Steffen Braun ist Partner und VP Sales bei Civey, einem Unternehmen für digitale Markt- und Meinungsforschung in Deutschland, das Daten fortlaufend online erhebt. Nach nur wenigen Jahren ist das Berliner Unternehmen im Big Game der Umfrageinstitute angekommen. Zu seinen Kunden zählen politische Entscheider_innen ebenso wie Parteien, Unternehmen oder Agenturen. Mit über 100 Mitarbeiter_innen lässt Civey sein Startup-Image zumindest am Papier hinter sich. Die disruptiven Ideen sind geblieben:
Ein breites Mediennetzwerk als Multiplikator
In der Online-Diskussionsrunde mit dem Arbeitskreis erklärt Steffen Braun, wie man bei Civey im Gegensatz zu herkömmlichen Instituten mit Umfragedaten arbeitet: Die Panelisten werden über Umfragen auf Medienplattformen rekrutiert. Ihre Antworten werden von Algorithmen repräsentativ umgerechnet und in Echtzeit an die User_innen ausgespielt. Dafür hat Civey ein großes Netzwerk von Medienpartnern zur Verfügung, über die es Umfragen veröffentlicht. Darunter fallen Plattformen wie der Spiegel, t‑online, das Handelsblatt, Focus online und Special Interest Medien. Der Vorteil: Civey platziert seine Fragen organisch an den Stellen, an denen sich Menschen mit ähnlichen Interessen tummeln.
Ein ausgeklügeltes Anreizsystem
Rund eine Million verifizierte Menschen zählen zum Panel von Civey, die monatlich zu den unterschiedlichsten Themen bei Civey abstimmen. Dass so viele Menschen mitmachen, liegt an seinem ausgeklügelten Anreizsystem. Denn für jede Beantwortung erhalten die Teilnehmer_innen eine unmittelbare Belohnung in Form eines repräsentativen Gesamtergebnisses. Damit schlägt Civey seine Konkurrenz nicht nur in Sachen Geschwindigkeit bei der Ausspielung der Daten, sondern v.a. bei der Reichweite. Denn das große Problem bei Umfragen liegt darin, dass Menschen oft schlichtweg die „Lust“ dazu fehlt, bei Umfragen mitzumachen – egal, ob per Telefon, auf der Straße oder online.
Die Belohnung sei von Anfang an eine zentrale Erfolgszutat des Projekts gewesen, erklärt Steffen Braun. Ob es funktionieren würde, war nicht gleich klar. Über die Jahre perfektionierte das Team bei Civey die Methodik: Wichtig sei, dass keine 25 Fragen zu einem Thema gestellt werden, sondern dass sich diese durchmischen, um das Interesse des Teilnehmenden nicht zu rasch zu verlieren und gleichzeitig auch statistisch notwendige Schritte zu gehen.

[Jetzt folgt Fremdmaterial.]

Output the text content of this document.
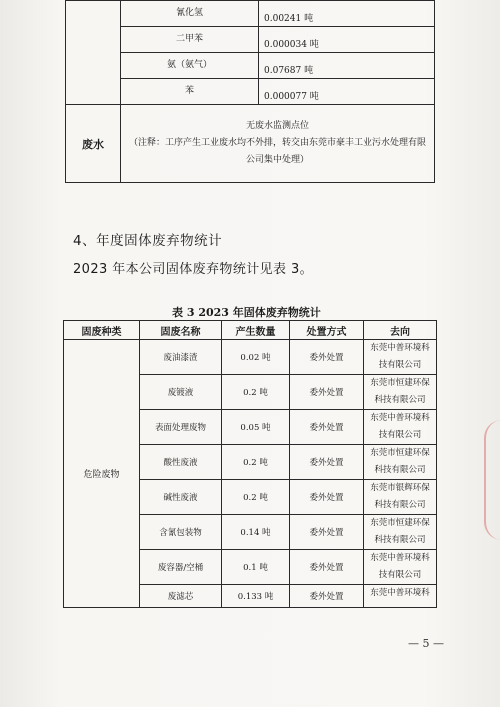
	氰化氢	0.00241 吨
	二甲苯	0.000034 吨
	氨（氨气）	0.07687 吨
	苯	0.000077 吨
废水	无废水监测点位
（注释：工序产生工业废水均不外排，转交由东莞市豪丰工业污水处理有限
公司集中处理）	
4、年度固体废弃物统计
2023 年本公司固体废弃物统计见表 3。
表 3 2023 年固体废弃物统计
固废种类	固废名称	产生数量	处置方式	去向
危险废物	废油漆渣	0.02 吨	委外处置	东莞中普环境科
技有限公司

	废镀液	0.2 吨	委外处置	东莞市恒建环保
科技有限公司

	表面处理废物	0.05 吨	委外处置	东莞中普环境科
技有限公司

	酸性废液	0.2 吨	委外处置	东莞市恒建环保
科技有限公司

	碱性废液	0.2 吨	委外处置	东莞市银辉环保
科技有限公司

	含氰包装物	0.14 吨	委外处置	东莞市恒建环保
科技有限公司

	废容器/空桶	0.1 吨	委外处置	东莞中普环境科
技有限公司

	废滤芯	0.133 吨	委外处置	东莞中普环境科
— 5 —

Transparenz schafft Vertrauen
Ein weiteres Unterscheidungsmerkmal von Civey liegt in der Transparenz. Jedes Ergebnis von Civey ist offen zugänglich. Besucher_innen der Medien-Webseiten bekommen im Anschluss das Ergebnis gleich angezeigt. Neben der eigentlichen Umfrage werden im ersten Schritt Zusatzdaten wie Alter, Geschlecht und Postleitzahl abgefragt. Außerdem werden mehrere Umfragen in Folge durchgeführt. Die Algorithmen verifizieren in einem längeren Prozess die Teilnehmenden. Nur deren Antworten fließen in die quotierten Stichproben ein, die im Anschluss noch nachgewichtet werden. Die Teilnehmer an den Umfragen sehen somit sofort das repräsentative Ergebnis. Damit trimmt sich das Unternehmen selbst von Beginn an hin, richtig zu liegen. „Transparenz ist uns wichtig für die Nutzer und zwingt uns auch, unsere Arbeit gut zu machen“, betont Steffen Braun. Den berühmten „Giftschrank“, wo jene Ergebnisse hineinwandern, die dem Kunden „nicht gefallen“, gibt es durch die Transparenz bei Civey nicht mehr. Damit will Civey auch seinen Beitrag leisten, den angeschlagenen Ruf von Umfragen zu rehabilitieren und Vertrauen zurückzugewinnen.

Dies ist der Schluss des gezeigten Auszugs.